Ciclo A
Jn 20, 19-23
“Como el Padre me ha enviado, así también os envío yo. Dicho esto, exhaló su aliento sobre ellos y les dijo: Recibid el Espíritu Santo”.
Jn 20, 19-23
“Como el Padre me ha enviado, así también os envío yo. Dicho esto, exhaló su aliento sobre ellos y les dijo: Recibid el Espíritu Santo”.
El estallido del Espíritu
Hoy estamos aquí reunidos, celebrando la fiesta de Pentecostés, porque un día ocurrió un acontecimiento que daría lugar al nacimiento de la Iglesia: la irrupción del Espíritu Santo sobre los apóstoles.
La onda expansiva de esta vivencia espiritual llega hasta nosotros gracias al testimonio y al coraje de los primeros apóstoles. Sin su fe ardiente y su celo apostólico, no estaríamos celebrando hoy el sacramento de la presencia viva de Cristo.

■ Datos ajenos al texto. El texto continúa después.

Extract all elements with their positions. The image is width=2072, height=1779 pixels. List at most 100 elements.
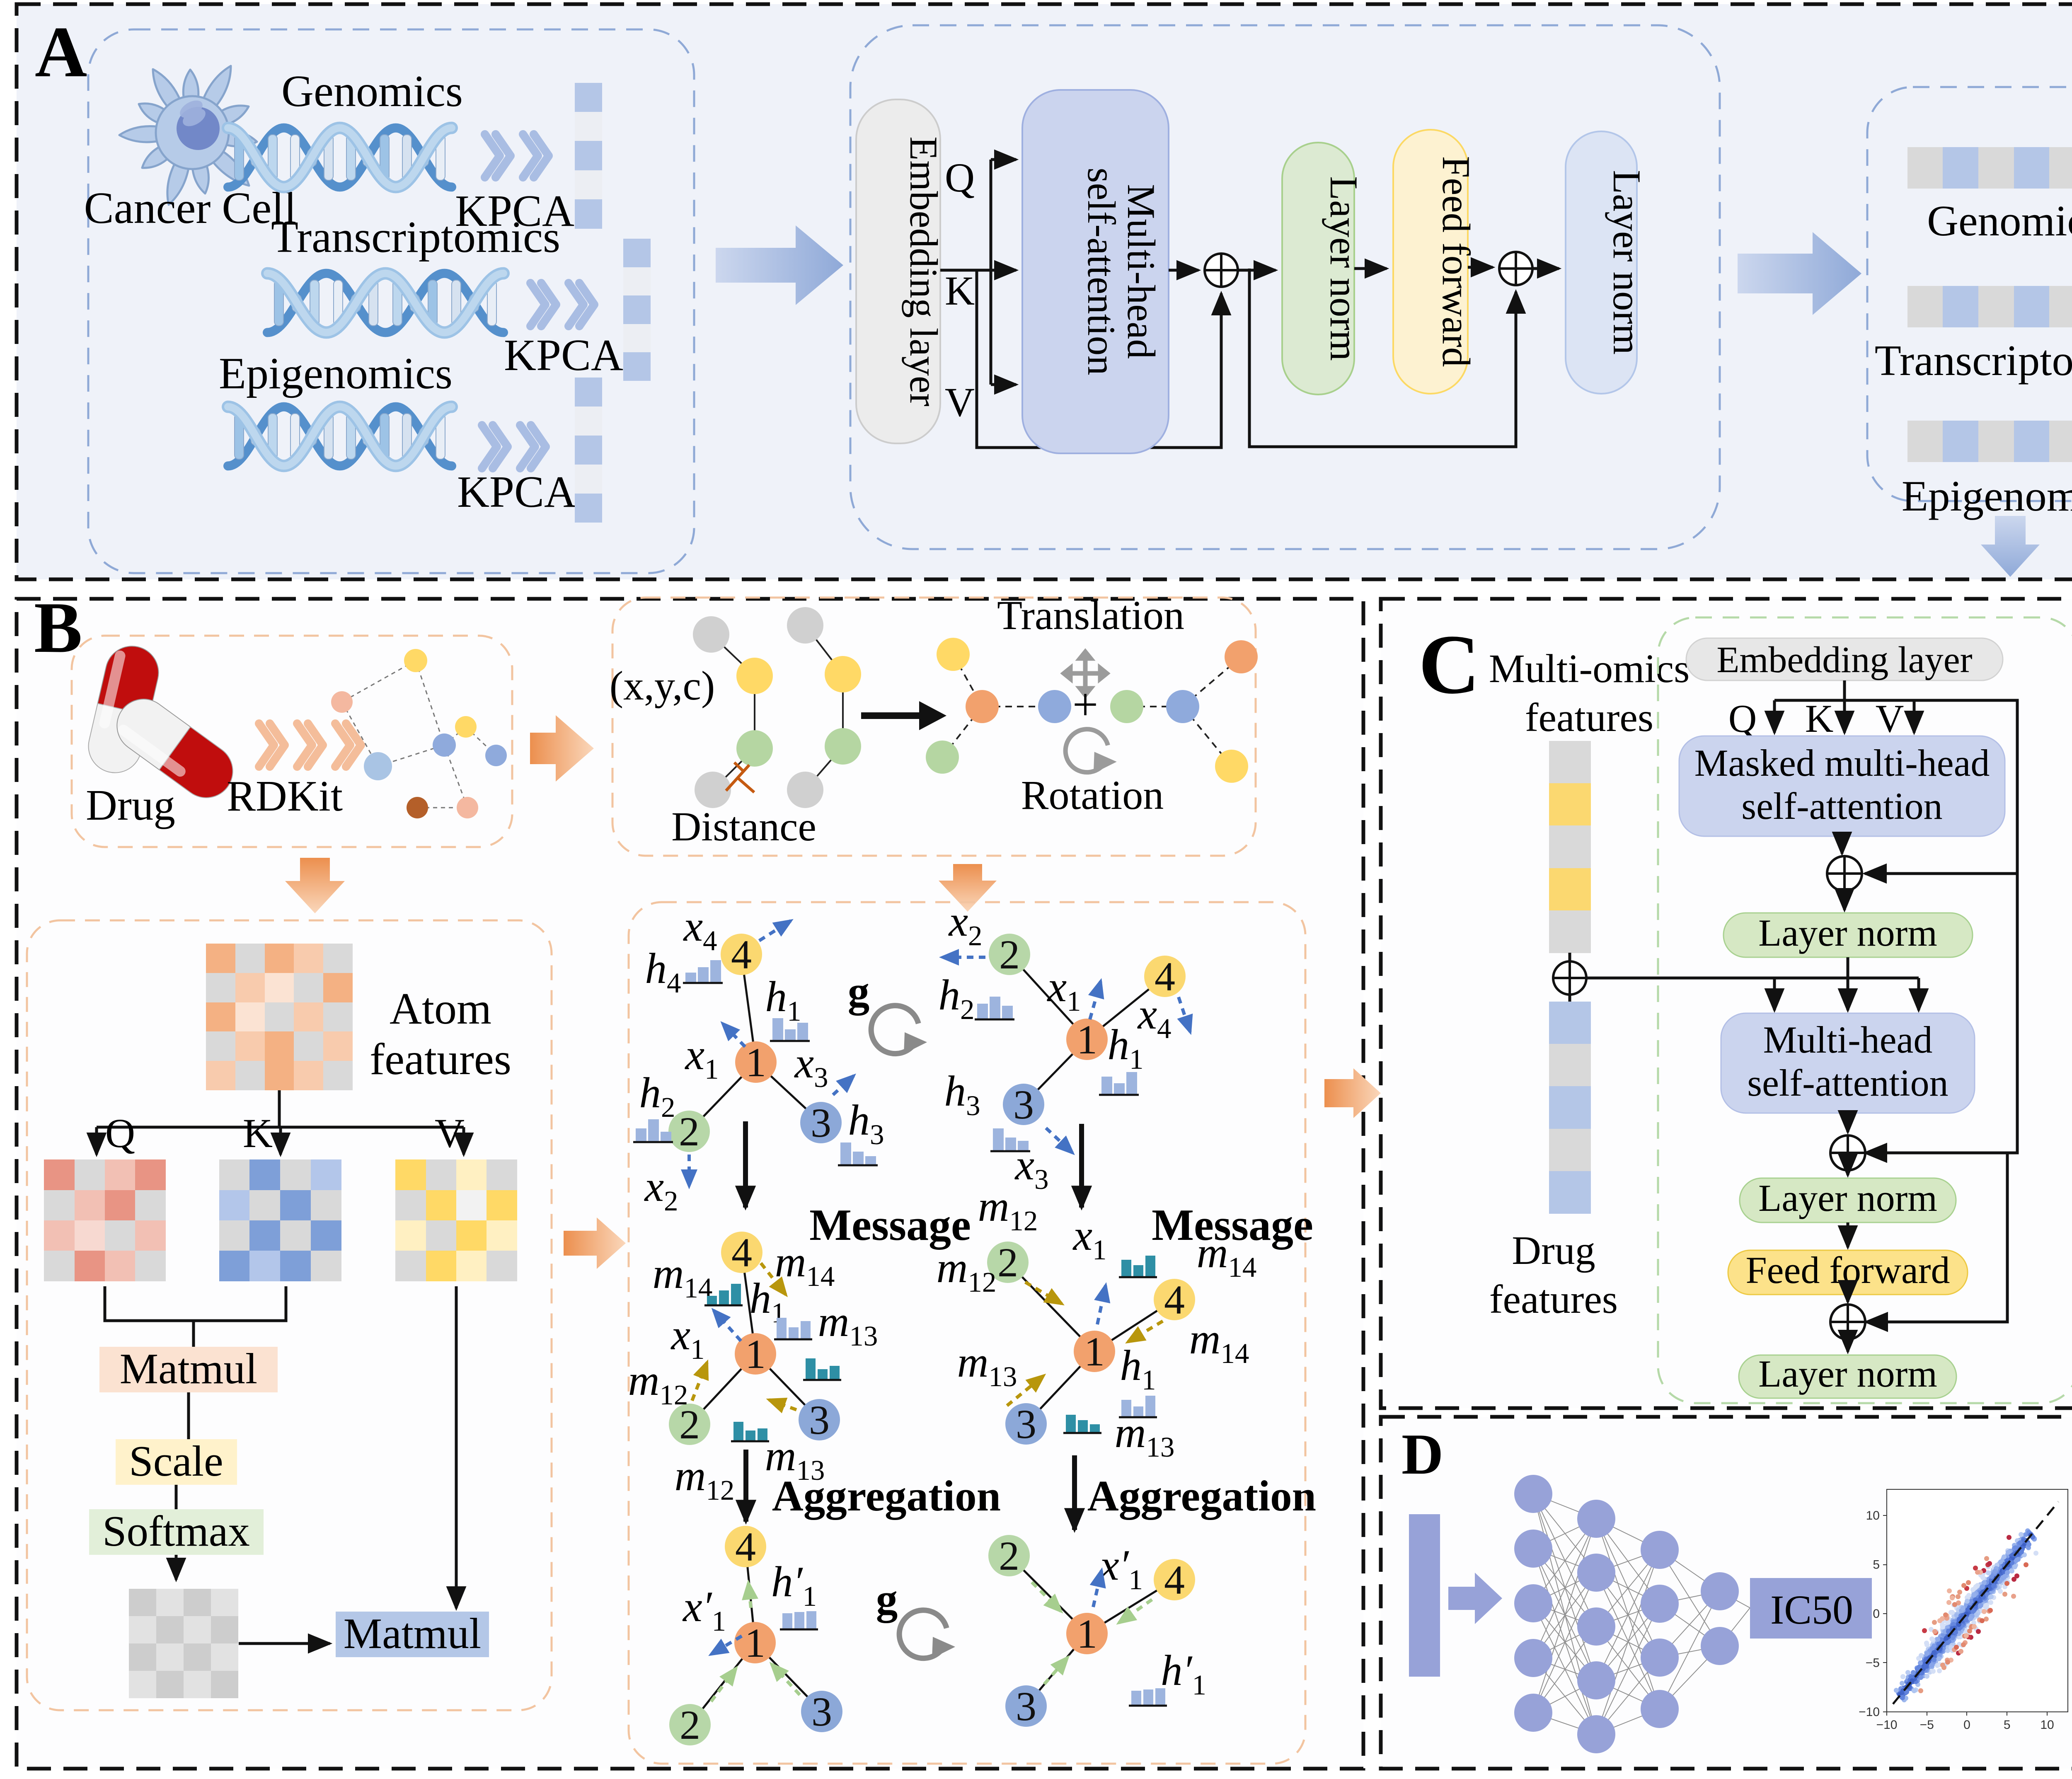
svg-text:−5: −5 bbox=[1920, 1718, 1934, 1732]
svg-text:5: 5 bbox=[2004, 1718, 2011, 1732]
svg-text:D: D bbox=[1402, 1422, 1443, 1486]
svg-text:K: K bbox=[945, 268, 975, 314]
svg-text:Atom: Atom bbox=[390, 984, 491, 1034]
svg-text:1: 1 bbox=[1084, 1329, 1105, 1375]
svg-text:g: g bbox=[876, 1575, 898, 1623]
svg-text:features: features bbox=[1489, 1277, 1618, 1322]
svg-text:+: + bbox=[1072, 679, 1098, 730]
svg-text:Cancer Cell: Cancer Cell bbox=[84, 184, 297, 233]
svg-text:Softmax: Softmax bbox=[102, 1507, 250, 1555]
svg-text:5: 5 bbox=[1873, 1558, 1880, 1572]
svg-text:A: A bbox=[35, 12, 87, 92]
svg-text:features: features bbox=[1525, 695, 1653, 740]
svg-text:3: 3 bbox=[1013, 1082, 1034, 1128]
svg-text:x1: x1 bbox=[1072, 1211, 1106, 1266]
svg-text:KPCA: KPCA bbox=[455, 186, 574, 236]
svg-text:Drug: Drug bbox=[86, 781, 175, 829]
svg-text:x2: x2 bbox=[948, 897, 982, 951]
svg-text:m14: m14 bbox=[1197, 1228, 1257, 1283]
svg-text:g: g bbox=[848, 967, 870, 1016]
svg-text:Multi-omics: Multi-omics bbox=[1489, 646, 1690, 691]
svg-text:1: 1 bbox=[1077, 1611, 1097, 1657]
svg-text:h2: h2 bbox=[639, 1068, 675, 1123]
svg-text:10: 10 bbox=[2040, 1718, 2054, 1732]
svg-text:10: 10 bbox=[1866, 1509, 1880, 1522]
svg-text:K: K bbox=[1805, 697, 1834, 741]
svg-text:2: 2 bbox=[999, 1533, 1019, 1579]
svg-text:4: 4 bbox=[1164, 1277, 1185, 1323]
svg-text:2: 2 bbox=[679, 1401, 700, 1447]
svg-text:Embedding layer: Embedding layer bbox=[902, 136, 946, 407]
svg-text:RDKit: RDKit bbox=[227, 772, 343, 820]
svg-text:3: 3 bbox=[811, 1689, 832, 1735]
svg-text:V: V bbox=[435, 1110, 465, 1156]
svg-text:Matmul: Matmul bbox=[120, 1344, 257, 1393]
svg-text:B: B bbox=[34, 587, 82, 668]
svg-text:h′1: h′1 bbox=[771, 1557, 817, 1612]
svg-text:Translation: Translation bbox=[997, 592, 1184, 638]
svg-text:4: 4 bbox=[1164, 1557, 1185, 1603]
svg-text:Epigenomics: Epigenomics bbox=[219, 349, 453, 398]
svg-text:Genomics: Genomics bbox=[1927, 196, 2072, 245]
svg-text:Drug: Drug bbox=[1512, 1228, 1595, 1273]
svg-text:features: features bbox=[370, 1035, 511, 1084]
svg-text:1: 1 bbox=[746, 1039, 766, 1085]
svg-text:V: V bbox=[945, 379, 975, 425]
svg-text:x4: x4 bbox=[1137, 990, 1171, 1044]
svg-text:Message: Message bbox=[1152, 1201, 1313, 1250]
svg-text:Q: Q bbox=[105, 1110, 135, 1156]
svg-text:Feed forward: Feed forward bbox=[1434, 156, 1478, 367]
svg-text:m12: m12 bbox=[675, 1451, 735, 1506]
svg-text:0: 0 bbox=[1963, 1718, 1970, 1732]
svg-text:Epigenomics: Epigenomics bbox=[1902, 472, 2072, 520]
svg-text:Masked multi-head: Masked multi-head bbox=[1694, 742, 1990, 784]
svg-text:K: K bbox=[243, 1110, 273, 1156]
svg-text:Layer norm: Layer norm bbox=[1758, 1353, 1937, 1395]
svg-text:2: 2 bbox=[997, 1239, 1018, 1285]
svg-text:self-attention: self-attention bbox=[1080, 167, 1123, 375]
svg-text:Rotation: Rotation bbox=[1021, 772, 1164, 818]
svg-text:Matmul: Matmul bbox=[344, 1609, 481, 1658]
svg-text:1: 1 bbox=[1077, 1017, 1097, 1063]
svg-text:Q: Q bbox=[1728, 697, 1757, 741]
svg-text:Layer norm: Layer norm bbox=[1758, 912, 1937, 954]
svg-text:Embedding layer: Embedding layer bbox=[1716, 639, 1972, 680]
svg-text:Genomics: Genomics bbox=[281, 67, 463, 116]
svg-text:Message: Message bbox=[809, 1201, 971, 1250]
svg-text:Multi-head: Multi-head bbox=[1763, 1019, 1933, 1061]
svg-text:−10: −10 bbox=[1876, 1718, 1898, 1732]
svg-text:3: 3 bbox=[809, 1397, 830, 1443]
svg-text:Layer norm: Layer norm bbox=[1758, 1177, 1937, 1219]
svg-text:self-attention: self-attention bbox=[1741, 785, 1942, 827]
svg-text:KPCA: KPCA bbox=[504, 331, 623, 380]
svg-text:3: 3 bbox=[811, 1100, 831, 1146]
svg-text:4: 4 bbox=[1155, 954, 1175, 1000]
svg-text:Feed forward: Feed forward bbox=[1745, 1249, 1950, 1291]
svg-text:3: 3 bbox=[1016, 1401, 1036, 1447]
svg-text:Aggregation: Aggregation bbox=[1087, 1472, 1316, 1520]
svg-text:m12: m12 bbox=[628, 1356, 688, 1411]
svg-text:4: 4 bbox=[731, 932, 752, 978]
svg-text:−5: −5 bbox=[1866, 1656, 1880, 1670]
svg-text:Q: Q bbox=[945, 155, 975, 201]
svg-text:Distance: Distance bbox=[671, 804, 816, 850]
svg-text:2: 2 bbox=[680, 1702, 700, 1748]
svg-text:3: 3 bbox=[1016, 1683, 1036, 1729]
svg-text:KPCA: KPCA bbox=[457, 467, 576, 517]
svg-text:Scale: Scale bbox=[129, 1437, 223, 1485]
svg-text:self-attention: self-attention bbox=[1747, 1062, 1948, 1104]
svg-text:Multi-head: Multi-head bbox=[1119, 184, 1163, 359]
svg-text:Layer norm: Layer norm bbox=[1605, 170, 1649, 355]
svg-text:(x,y,c): (x,y,c) bbox=[610, 663, 715, 709]
svg-text:1: 1 bbox=[745, 1620, 765, 1666]
svg-text:4: 4 bbox=[735, 1524, 756, 1570]
svg-text:2: 2 bbox=[679, 1109, 700, 1155]
svg-text:h1: h1 bbox=[1120, 1341, 1156, 1396]
svg-text:−10: −10 bbox=[1859, 1705, 1880, 1719]
svg-text:m13: m13 bbox=[1115, 1408, 1175, 1463]
svg-text:2: 2 bbox=[999, 932, 1020, 978]
svg-text:0: 0 bbox=[1873, 1607, 1880, 1621]
svg-text:h1: h1 bbox=[1108, 1020, 1144, 1075]
svg-text:IC50: IC50 bbox=[1770, 1587, 1853, 1633]
svg-text:Transcriptomics: Transcriptomics bbox=[271, 213, 560, 262]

Somos parte de una comunidad
Si para la formación del cristiano es bueno fortalecer la relación íntima con Dios a través de la oración, como Iglesia necesitamos fortalecer el vínculo con el Espíritu Santo, que es el que, en definitiva, nos hace sentirnos vivos dentro de ella. Conviene que los cristianos pensemos en qué medida nos sentimos Iglesia, miembros activos de la gran corporación de Cristo.
Los cristianos hemos de aprender a fortalecer los lazos entre nosotros, como comunidad. No somos pequeñas islas hambrientas de trascendencia; somos cuerpo de Cristo, somos hermanos. Estamos llamados a vivir la plenitud de la comunión dentro de la Iglesia.
La Iglesia es el espacio privilegiado donde podemos enriquecernos como familia de Dios. Del individualismo hemos de pasar a formar parte de una familia comprometida al servicio del anuncio gozoso de la buena nueva.
Nos une la misión
Con la Iglesia nace el sentido de la misión y la apostolicidad. El proceso de madurez espiritual del cristiano culmina en un profundo sentido de pertenencia y en el compromiso que se deriva de ésta.
A veces los cristianos somos buenos cumplidores del precepto, pero damos la impresión de querer ganar méritos personales para alcanzar la gracia, despreocupándonos de los demás. Podemos caer en el riesgo de mercantilizar nuestra relación con Dios: yo te doy, tú me das, y de centrarla en nuestras necesidades personales. La plenitud del cristiano pasa por la conciencia plena de ser no sólo receptor, sino transmisor de la experiencia viva de Dios.
Espíritu de unidad
¿Por qué vemos tantas iglesias vacías, o comunidades tan reducidas? Quizás por una pérdida de confianza y de valor. La Iglesia, ahora más que nunca, necesita de cristianos convencidos, auténticos, que descubran que vivir su fe implica abrir toda su vida a Dios, y no sólo en los momentos litúrgicos. Somos cristianos dentro y fuera del templo; en misa y en el trabajo; en la calle y en nuestros hogares. Si ya en el ámbito familiar vemos la necesidad de fortalecer los vínculos de sangre y notamos cuándo éstos se debilitan o se fracturan, provocándonos una gran soledad, lo mismo sucede con la Iglesia. Lo que nos une es más que la sangre: es el Espíritu de Dios. Él sella nuestro amor con Dios. Sin el Espíritu Santo, ni siquiera podríamos sentirnos cristianos.
Todos hemos de trabajar por la unidad de los cristianos. Benedicto XVI trabaja con tenacidad para unir iglesias y confesiones religiosas diversas. La unidad es un don del Espíritu Santo. Somos del único Cristo. Tenemos una sola fe. Siendo plenamente conscientes de esto podremos superar las barreras que dificultan la comunión.
Fiesta de la comunicación
Pentecostés es también la antítesis de Babel. El mito bíblico nos muestra al hombre que, en su orgullo, quiere sobrepasar a Dios o incluso colocarse en su lugar. Pero la falta de entendimiento con los demás le impide realizar sus planes. En cambio, Pentecostés es la fiesta de la comunicación, del lenguaje que todos entienden y que nos ayuda a alcanzar a Dios. Es cierto que en la Iglesia hemos de hacer un gran esfuerzo por adaptar nuestro lenguaje y hacer comprensible la palabra de Dios. Pero no olvidemos que tenemos un lenguaje común y universal, que siempre es comprendido: el lenguaje de la caridad.